Nous distinguons actuellement :
– Le pôle démocratique aligné sur les ONG, Otpor et sur le « printemps » arabe, formant tous ensemble un pôle de la destruction de l’Etat national.
– Une mobilisation des étudiants de moins en moins significative, brouillée de plus par la présence d’adultes, voire de retraités.
– Des carrés organisés de tendance islamiste, avec leurs mots d’ordre et toujours soucieux de relations cordiales avec les autres manifestants.
– Un carré de femmes voilées sécurisé par un cordon masculin.
– Des sit-in séparés de femmes démocrates, des familles de disparus, des familles de détenus.
– Des carrés de travailleurs affiliés ou sympathisants des groupes de gauche.
-Des couches moyennes qui continuent à manifester mais ne s’alignent toujours pas sur les révolutionnaires colorés et printanistes. Elles poursuivent leurs propres buts de plus de démocratie pour garantir leur droit à une vie politique libre.
La révolution colorée en Algérie a échoué. Aucun des mots d’ordre de grève générale, de désobéissance civile, de désignation d’un chef dépositaire de la légitimé « révolutionnaire » n’a été suivi par le peuple.
La « révolution démocratique » n’a pu se substituer à la révolution nationale et démocratique à laquelle aspire notre peuple.
La révolution colorée n’a pas réussi, non plus, à mobiliser des « amis du peuple algérien » sur le modèle des « amis du peuple syrien ».
Les mascarades du journal « Le Monde », de « Médiapart », les pressions sur Macron pour afficher la solidarité de la droite avec notre peuple, les « sympathies » calculées de Macron sont restées sans effets.
La cause du peuple algérien qui demande et mérite soutien est celle de se défaire de la condition néocoloniale où nous ont mis l’oligarchie et ses maîtres impérialistes.
La question révolutionnaire qui se pose à nous n’est pas celle de la démocratie formelle ou des valeurs libérales mais celle de notre libération des liens néocoloniaux.
Nous avons besoin de votre solidarité dans notre lutte contre la Fançalgérie.
Africains, nous avons aussi besoin de votre soutien contre la Françafrique car notre libération réelle est tributaire de la libération de nos terres africaines du système néocolonial.

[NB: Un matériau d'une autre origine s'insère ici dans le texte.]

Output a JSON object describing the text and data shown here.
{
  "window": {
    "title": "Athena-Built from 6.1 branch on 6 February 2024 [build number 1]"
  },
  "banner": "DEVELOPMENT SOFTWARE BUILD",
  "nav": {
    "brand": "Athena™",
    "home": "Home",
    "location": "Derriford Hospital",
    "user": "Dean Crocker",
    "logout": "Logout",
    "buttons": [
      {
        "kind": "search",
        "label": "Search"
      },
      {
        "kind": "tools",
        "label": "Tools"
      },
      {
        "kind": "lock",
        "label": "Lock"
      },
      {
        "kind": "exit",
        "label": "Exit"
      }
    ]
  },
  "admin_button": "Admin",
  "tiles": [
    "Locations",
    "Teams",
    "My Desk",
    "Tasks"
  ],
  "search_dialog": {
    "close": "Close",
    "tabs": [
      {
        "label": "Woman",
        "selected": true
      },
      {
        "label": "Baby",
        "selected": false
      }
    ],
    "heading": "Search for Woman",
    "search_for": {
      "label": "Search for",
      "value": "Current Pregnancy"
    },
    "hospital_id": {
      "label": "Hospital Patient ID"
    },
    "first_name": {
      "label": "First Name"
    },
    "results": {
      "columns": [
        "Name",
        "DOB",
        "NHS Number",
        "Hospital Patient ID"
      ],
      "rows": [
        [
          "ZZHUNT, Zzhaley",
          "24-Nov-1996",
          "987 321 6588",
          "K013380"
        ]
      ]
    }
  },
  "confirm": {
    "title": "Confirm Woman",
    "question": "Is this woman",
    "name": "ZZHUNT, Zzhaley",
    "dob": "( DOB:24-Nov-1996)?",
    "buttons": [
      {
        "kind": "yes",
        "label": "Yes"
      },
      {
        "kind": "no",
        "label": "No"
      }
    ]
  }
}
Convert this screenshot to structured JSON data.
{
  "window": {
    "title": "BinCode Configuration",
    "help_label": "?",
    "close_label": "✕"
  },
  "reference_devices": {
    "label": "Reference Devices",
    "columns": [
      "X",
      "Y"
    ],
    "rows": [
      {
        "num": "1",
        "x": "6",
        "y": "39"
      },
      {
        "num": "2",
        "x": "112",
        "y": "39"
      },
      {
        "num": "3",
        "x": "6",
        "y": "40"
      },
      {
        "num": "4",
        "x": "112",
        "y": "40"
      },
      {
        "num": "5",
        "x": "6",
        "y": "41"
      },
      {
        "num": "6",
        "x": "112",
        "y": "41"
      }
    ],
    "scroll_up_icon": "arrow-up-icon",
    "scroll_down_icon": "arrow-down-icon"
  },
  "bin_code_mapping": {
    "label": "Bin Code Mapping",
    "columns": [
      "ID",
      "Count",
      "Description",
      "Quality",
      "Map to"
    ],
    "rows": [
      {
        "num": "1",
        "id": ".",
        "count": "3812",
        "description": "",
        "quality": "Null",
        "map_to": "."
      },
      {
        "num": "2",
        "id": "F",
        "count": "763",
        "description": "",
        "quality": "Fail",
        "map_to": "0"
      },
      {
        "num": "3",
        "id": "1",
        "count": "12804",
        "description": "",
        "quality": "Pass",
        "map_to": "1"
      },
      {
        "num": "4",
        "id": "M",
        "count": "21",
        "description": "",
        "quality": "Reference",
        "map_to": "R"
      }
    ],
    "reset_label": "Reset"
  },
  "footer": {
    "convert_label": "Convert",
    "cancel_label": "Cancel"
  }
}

Nous avons besoin de votre solidarité pour nous aider à combattre l’implantation de l’OTAN en Afrique et sur toute la périphérie de nos frontières.
Nous avons aussi besoin de votre soutien pour rendre justice à thomas Sankara, assassiné sur ordre de la Françafrique.
Que se développent notre solidarité et notre soutien mutuel dans notre lutte contre l’Impérialisme et le néocolonialisme.
Chers camarades, je vous remercie pour votre attention.